17. Toen maakte Jakob zich reisvaardig, zette zijn kinderen en zijn vrouwen op de kamelen,
18. en dreef zijn gehele kudde voort en al de have, die hij verworven had, de kudde, die zijn
eigendom was, die hij in Paddan-Aram verworven had, om te gaan naar zijn vader Isaak, naar
het land Kanaän.
19. Laban nu was heengegaan om zijn schapen te scheren. Toen stal Rachel de terafim van
haar vader.
20. En Jakob misleidde de Arameeër Laban door hem niet te vertellen, dat hij wilde vluchten.
21. Zo vluchtte hij met alles wat hij had, begaf zich op weg, trok over de Rivier en sloeg de
richting in naar het gebergte van Gilead.
Verbond tussen Jakob en Laban
22. Toen aan Laban op de derde dag werd bericht, dat Jakob gevlucht was,
23. nam hij zijn verwanten met zich mee, achtervolgde hem zeven dagreizen ver, en haalde
hem in op het gebergte van Gilead.
24. En God kwam in een droom des nachts tot de Arameeër Laban en zeide tot hem: Neem u
wel in acht, dat gij met Jakob niet ten goede of ten kwade spreekt.
25. Toen Laban Jakob bereikte, had Jakob zijn tent opgeslagen in het gebergte; ook Laban met
zijn verwanten sloegen (hun tent) in het gebergte van Gilead op.
26. En Laban zeide tot Jakob: Wat hebt gij gedaan, dat gij mij misleid en mijn dochters als
krijgsgevangenen weggevoerd hebt?
27. Waarom zijt gij heimelijk gevlucht en hebt gij mij misleid en het mij niet medegedeeld? Ik
zou u dan uitgeleide hebben gedaan met vreugdebetoon en liederen, met tamboerijn en citer.
28. Gij hebt mij niet eens gelegenheid gegeven mijn zonen en dochters te kussen; zodoende
hebt gij dwaas gehandeld.
29. Het is in mijn macht u kwaad te doen, maar de God van uw vader heeft gisterennacht tot
mij gezegd: Neem u in acht, dat gij met Jakob niet ten goede of ten kwade spreekt.

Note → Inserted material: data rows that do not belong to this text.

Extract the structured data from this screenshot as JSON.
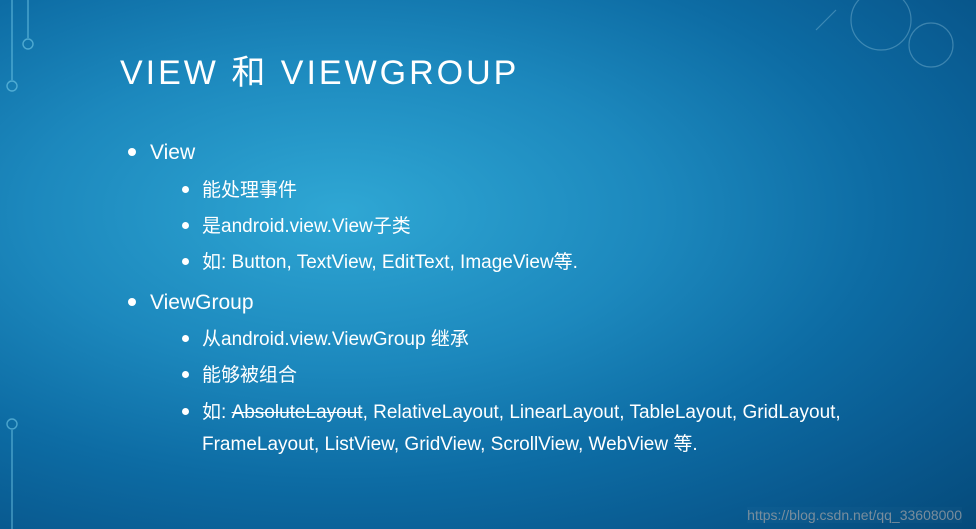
{
  "title": "VIEW 和 VIEWGROUP",
  "sections": [
    {
      "heading": "View",
      "items": [
        "能处理事件",
        "是android.view.View子类",
        "如: Button, TextView, EditText, ImageView等."
      ]
    },
    {
      "heading": "ViewGroup",
      "items": [
        "从android.view.ViewGroup 继承",
        "能够被组合",
        {
          "prefix": "如: ",
          "strike": "AbsoluteLayout",
          "rest": ", RelativeLayout, LinearLayout, TableLayout, GridLayout, FrameLayout, ListView, GridView, ScrollView, WebView 等."
        }
      ]
    }
  ],
  "watermark": "https://blog.csdn.net/qq_33608000"
}
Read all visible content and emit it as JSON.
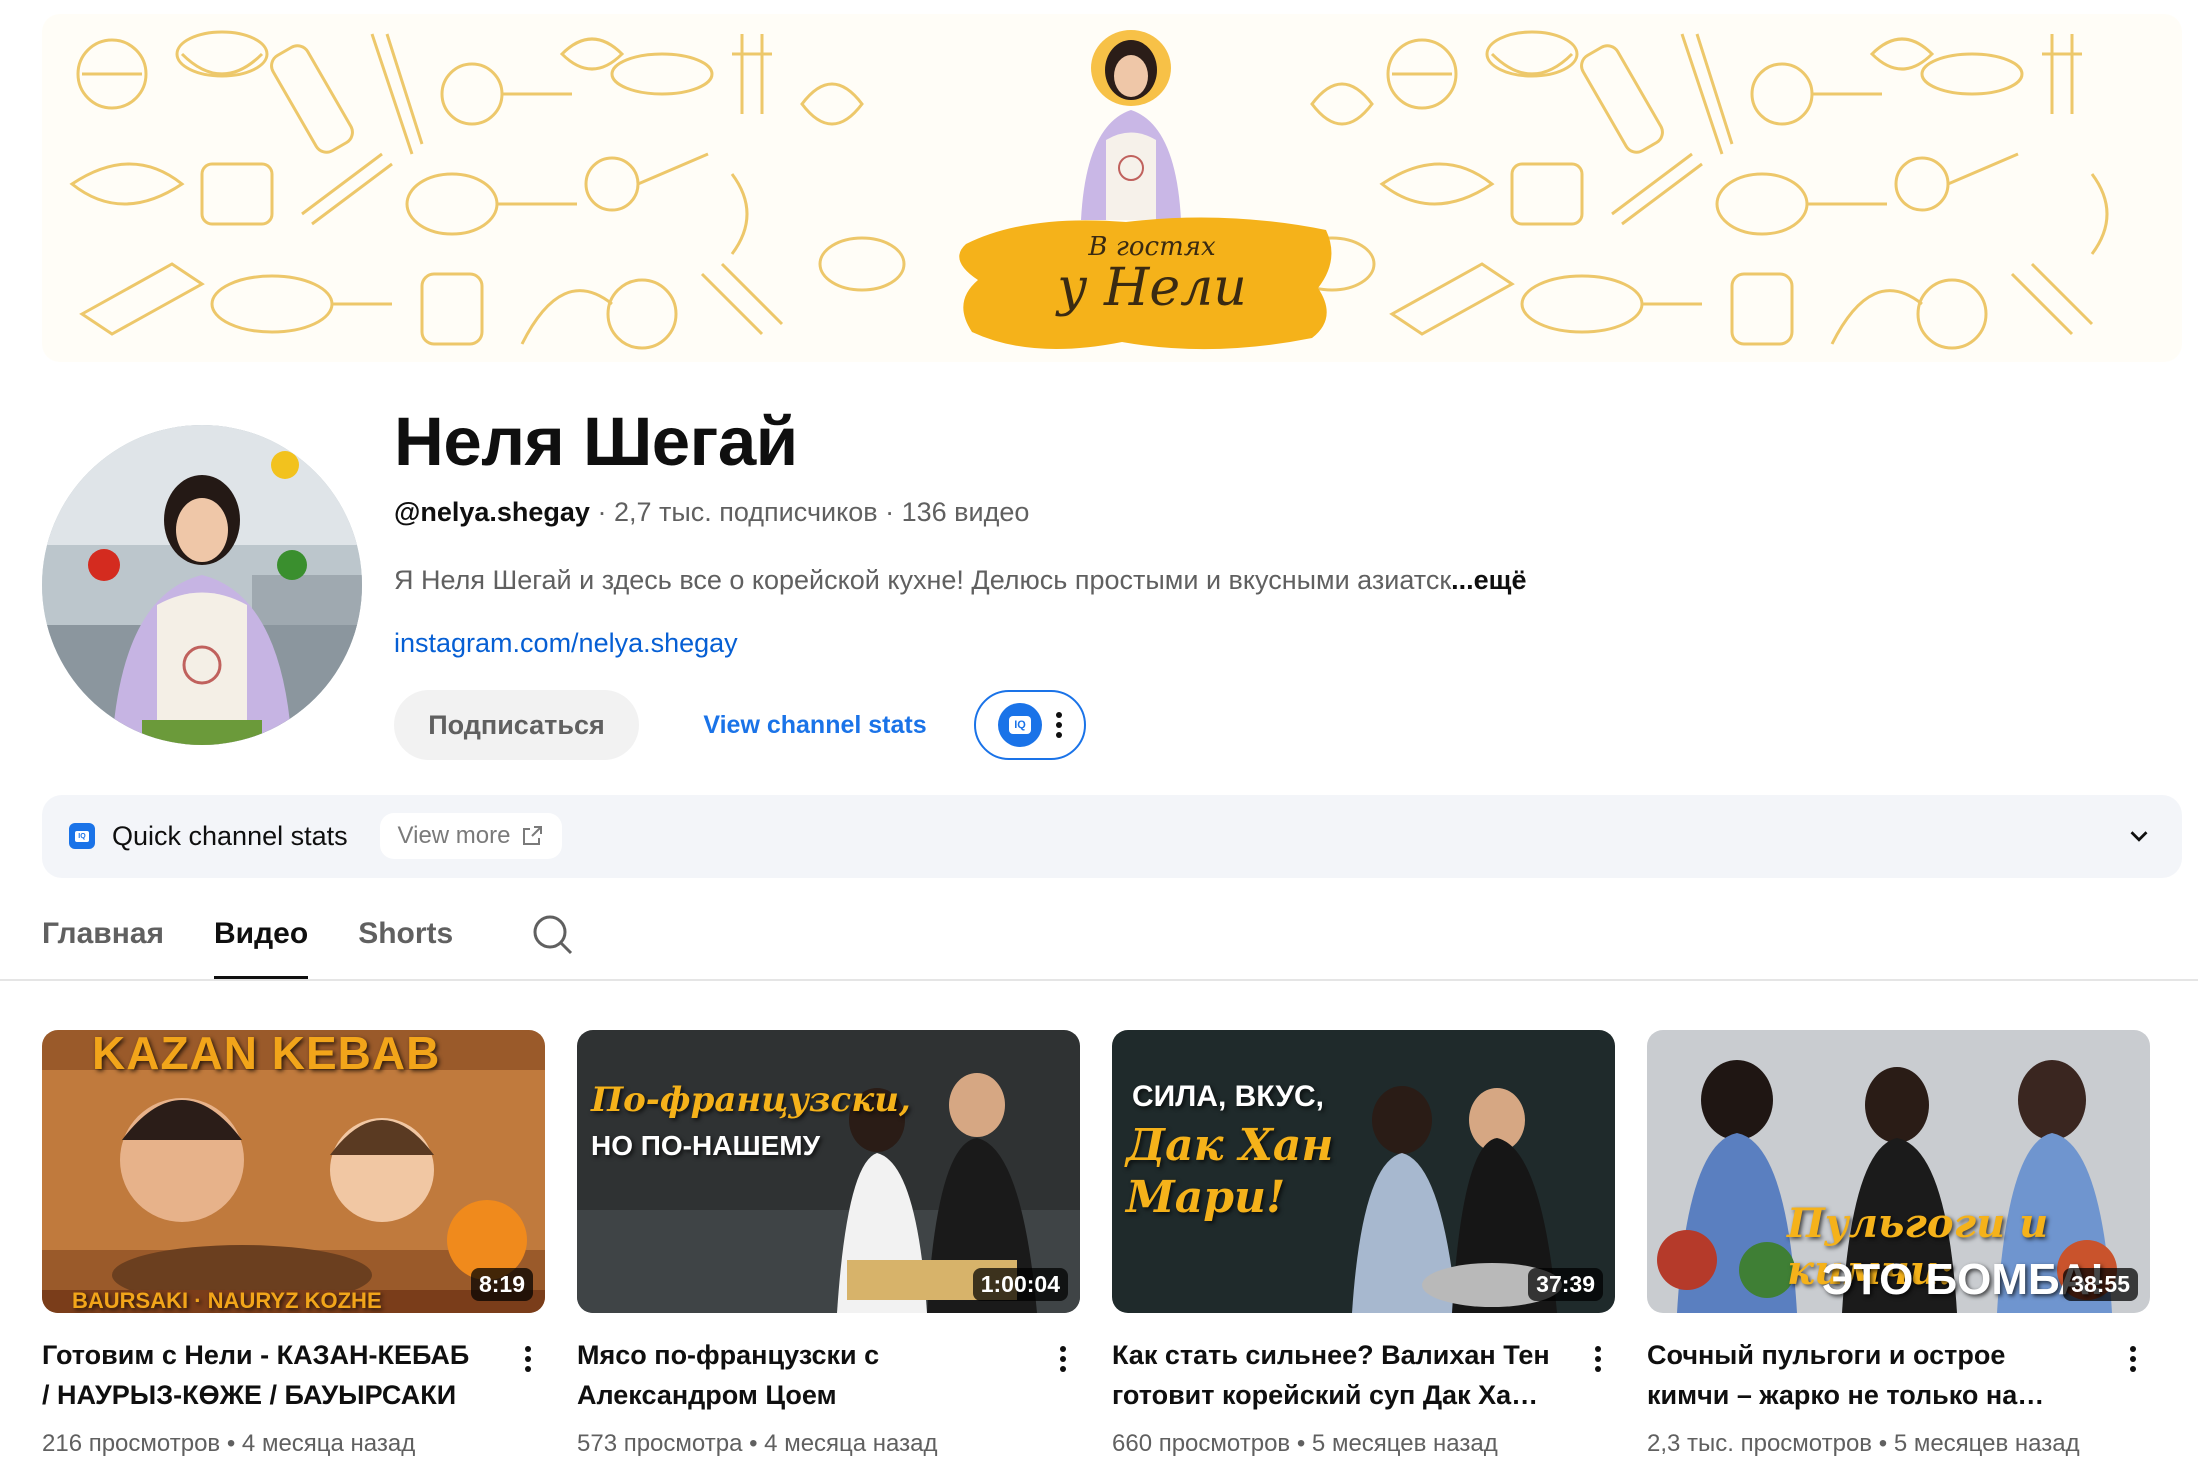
{
  "banner": {
    "script_line1": "В гостях",
    "script_line2": "у Нели",
    "accent_color": "#f5b21a"
  },
  "channel": {
    "name": "Неля Шегай",
    "handle": "@nelya.shegay",
    "subscribers": "2,7 тыс. подписчиков",
    "video_count": "136 видео",
    "separator": "·",
    "description": "Я Неля Шегай и здесь все о корейской кухне! Делюсь простыми и вкусными азиатск",
    "more_label": "...ещё",
    "link": "instagram.com/nelya.shegay"
  },
  "actions": {
    "subscribe_label": "Подписаться",
    "stats_label": "View channel stats",
    "iq_icon": "IQ"
  },
  "quick_stats": {
    "label": "Quick channel stats",
    "view_more": "View more"
  },
  "tabs": [
    {
      "label": "Главная",
      "active": false
    },
    {
      "label": "Видео",
      "active": true
    },
    {
      "label": "Shorts",
      "active": false
    }
  ],
  "videos": [
    {
      "title": "Готовим с Нели - КАЗАН-КЕБАБ / НАУРЫЗ-КӨЖЕ / БАУЫРСАКИ",
      "views": "216 просмотров",
      "age": "4 месяца назад",
      "duration": "8:19",
      "thumb_text_top": "KAZAN KEBAB",
      "thumb_text_bottom": "BAURSAKI · NAURYZ KOZHE"
    },
    {
      "title": "Мясо по-французски с Александром Цоем",
      "views": "573 просмотра",
      "age": "4 месяца назад",
      "duration": "1:00:04",
      "thumb_text_top": "По-французски,",
      "thumb_text_bottom": "НО ПО-НАШЕМУ"
    },
    {
      "title": "Как стать сильнее? Валихан Тен готовит корейский суп Дак Хан Мари",
      "views": "660 просмотров",
      "age": "5 месяцев назад",
      "duration": "37:39",
      "thumb_text_top": "СИЛА, ВКУС,",
      "thumb_text_bottom": "Дак Хан Мари!"
    },
    {
      "title": "Сочный пульгоги и острое кимчи – жарко не только на кухне!",
      "views": "2,3 тыс. просмотров",
      "age": "5 месяцев назад",
      "duration": "38:55",
      "thumb_text_top": "Пульгоги и кимчи:",
      "thumb_text_bottom": "ЭТО БОМБА!"
    }
  ],
  "meta_dot": "•"
}
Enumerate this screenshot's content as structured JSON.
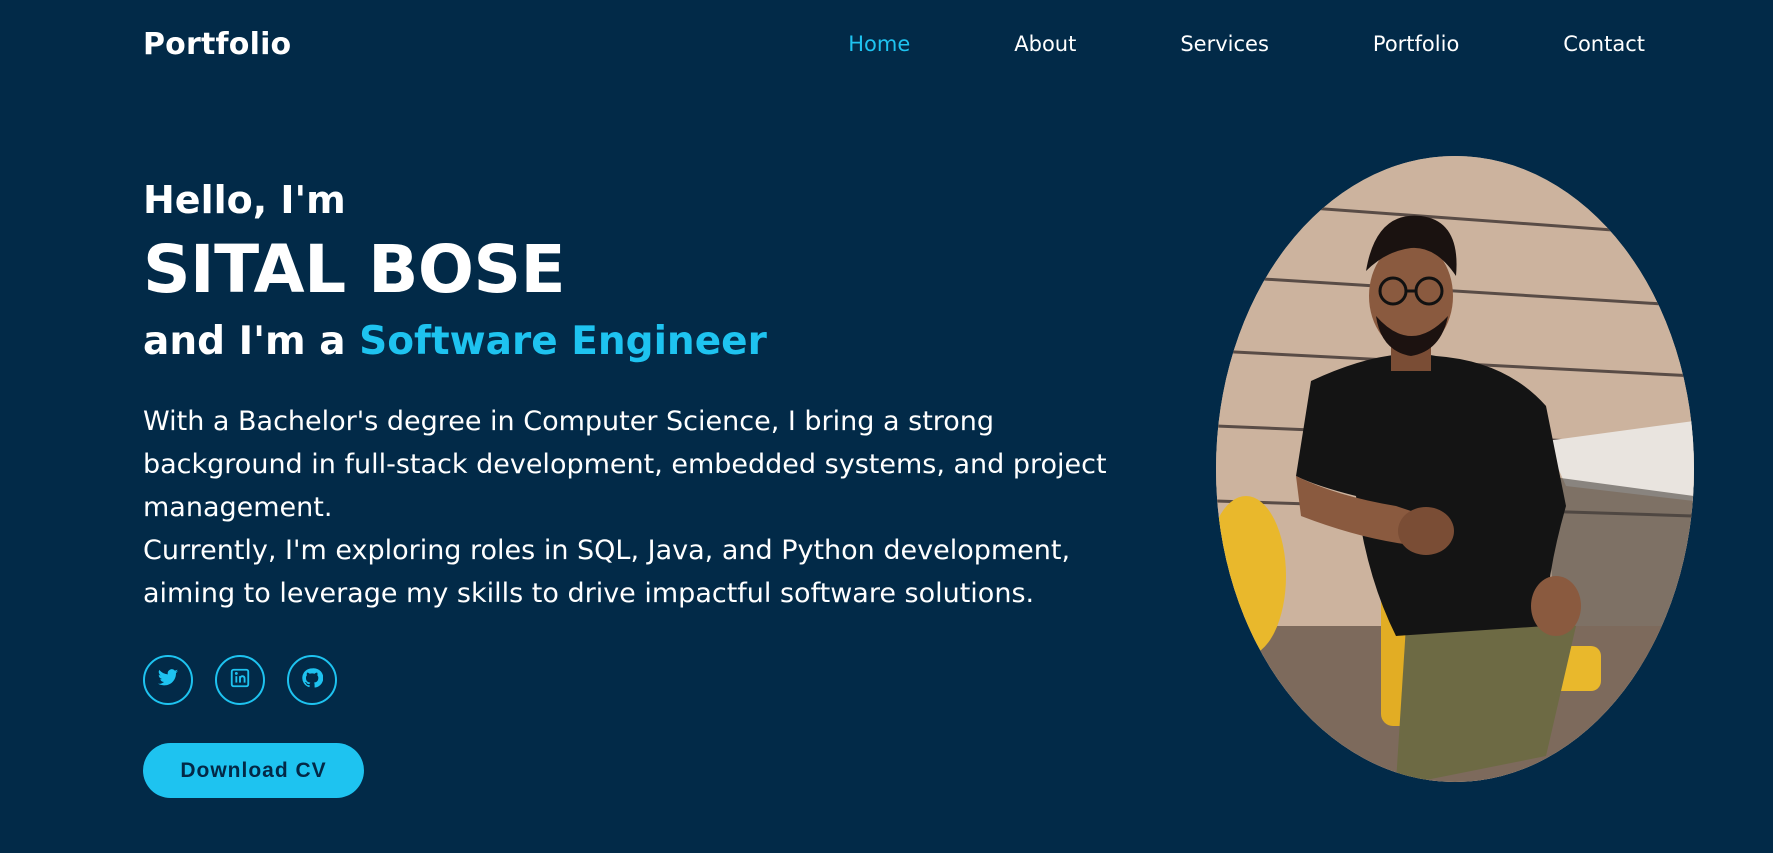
{
  "header": {
    "logo": "Portfolio",
    "nav": [
      {
        "label": "Home",
        "active": true
      },
      {
        "label": "About",
        "active": false
      },
      {
        "label": "Services",
        "active": false
      },
      {
        "label": "Portfolio",
        "active": false
      },
      {
        "label": "Contact",
        "active": false
      }
    ]
  },
  "hero": {
    "greeting": "Hello, I'm",
    "name": "SITAL BOSE",
    "role_prefix": "and I'm a ",
    "role": "Software Engineer",
    "bio": [
      "With a Bachelor's degree in Computer Science, I bring a strong background in full-stack development, embedded systems, and project management.",
      "Currently, I'm exploring roles in SQL, Java, and Python development, aiming to leverage my skills to drive impactful software solutions."
    ],
    "socials": [
      {
        "icon": "twitter-icon"
      },
      {
        "icon": "linkedin-icon"
      },
      {
        "icon": "github-icon"
      }
    ],
    "cta_label": "Download CV"
  },
  "colors": {
    "background": "#022a48",
    "accent": "#1ec3f0",
    "text": "#ffffff"
  }
}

30. Nu dan, als gij zijt heengegaan, enkel omdat gij zo vurig naar uws vaders huis verlangt,
waarom hebt gij dan mijn goden gestolen?
31. Toen antwoordde Jakob en zeide tot Laban: Ik was bevreesd, omdat ik dacht, dat gij mij uw
dochters zoudt ontrukken.
32. Bij wie gij uw goden vindt, die blijve niet in leven; onderzoek in tegenwoordigheid van onze
verwanten al wat ik bij mij heb, en neem het mee. Want Jakob wist niet, dat Rachel ze gestolen
had.
33. Toen kwam Laban in de tent van Jakob en in de tent van Lea en in de tent der beide
slavinnen, maar hij vond ze niet. Nadat hij uit de tent van Lea gegaan was, kwam hij in de tent
van Rachel.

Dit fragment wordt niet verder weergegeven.